The dynamics engine is responsible for learning which actions aren’t “permissible” in the context of a game (like walking through a wall) and for modeling how objects respond as a consequence of actions. The memory module establishes long-term consistency so that simulated scenes (like buildings and streets) don’t change unexpectedly over time, in part by “remembering” every generated scene. (The memory model also retrieves static elements such as backgrounds as they’re needed.) The rendering engine — the last step in the pipeline — renders simulated images given object and attribute maps, accounting for depth automatically by occluding objects.
GameGAN trains using a so-called adversarial approach, where the system attempts to “fool” discriminators — a single-image discriminator, an action-conditioned discriminator, and a temporal discriminator — to produce realistic, coherent games. GameGAN synthesizes images from random noise samples using a distribution and then feeds them, along with real examples from a training data set, to the discriminators, which attempt to distinguish between the two. Both GameGAN and discriminators improve in their respective abilities until the discriminators are unable to tell the real examples from the synthesized examples with better than the 50% accuracy expected of chance.
Training occurs in an unsupervised fashion, meaning that GameGAN infers the patterns within data sets without reference to known, labeled, or annotated outcomes. Interestingly, the discriminators’ work informs that of GameGAN — every time the discriminator correctly identifies a synthesized work, it tells GameGAN how to tweak its output so that it might be more realistic in the future.
In experiments, the Nvidia team fed GameGAN 50,000 episodes (several million frames in total) of Pac-Man and the Doom-based AI research platform VizDoom over the course of four days. (Bandai Namco’s research division provided a copy of Pac-Man for training.) They used a modified version of Pac-Man with an environment half the normal size (a 7-by-7 grid as opposed to a 14-by-14 grid) as well as a variation dubbed Pac-Man-Maze, which lacked ghosts and had walls randomly created by an algorithm.
Excepting the occasional failure case, GameGAN indeed delivered “temporally consistent” Pac-Man- and Doom-like experiences complete with ghosts and pellets (in the case of the Pac-Man imitation) and fireballs and rooms (VizDoom).
Perhaps more excitingly, because of its disentanglement step, the system allowed enemies within the simulated games to be moved around the map and backgrounds or foregrounds to be swapped with random images.
In an attempt to measure the generated games’ qualities more quantitatively, the researchers deployed reinforcement learning agents within both games and tasked them with achieving high scores. For instance, the Pac-Man agent had to “eat” pellets and capture a flag and was penalized each time a ghost consumed it or it used a maximum number of steps.

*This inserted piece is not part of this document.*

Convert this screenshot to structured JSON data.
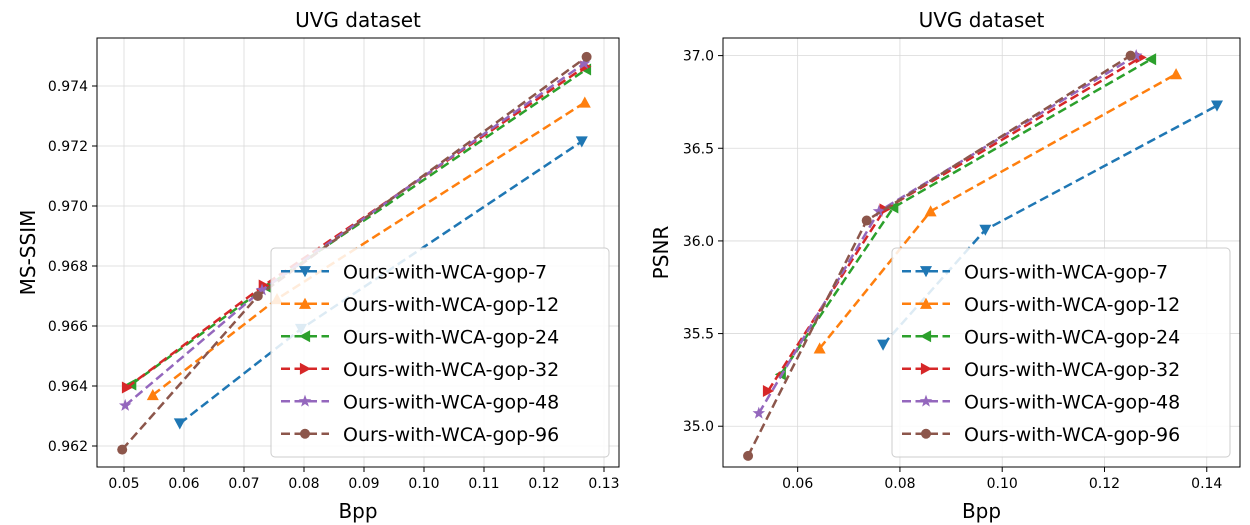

Over the course of 100 test environments, the agents solved the VizDoom-like game — making them the first trained with a GAN framework to do so, claims the team — and beat several baselines in Pac-Man.
The researchers believe GameGAN has obvious applicability to game design, where it could be used alongside tools like Promethean AI‘s art-generating platform to quickly create new levels and environments. But they also envision future, similar systems that can learn to mimic the rules of driving, for instance, or the laws of physics just by watching videos and seeing agents take actions. In the nearer term, as alluded to earlier, GameGAN could write simulators to train warehouse robots that can grasp and move objects around or delivery robots that must traverse sidewalks to deliver food and medicine.
Nvidia says it’ll make the generated games from its experiments available on its AI Playground platform later this year.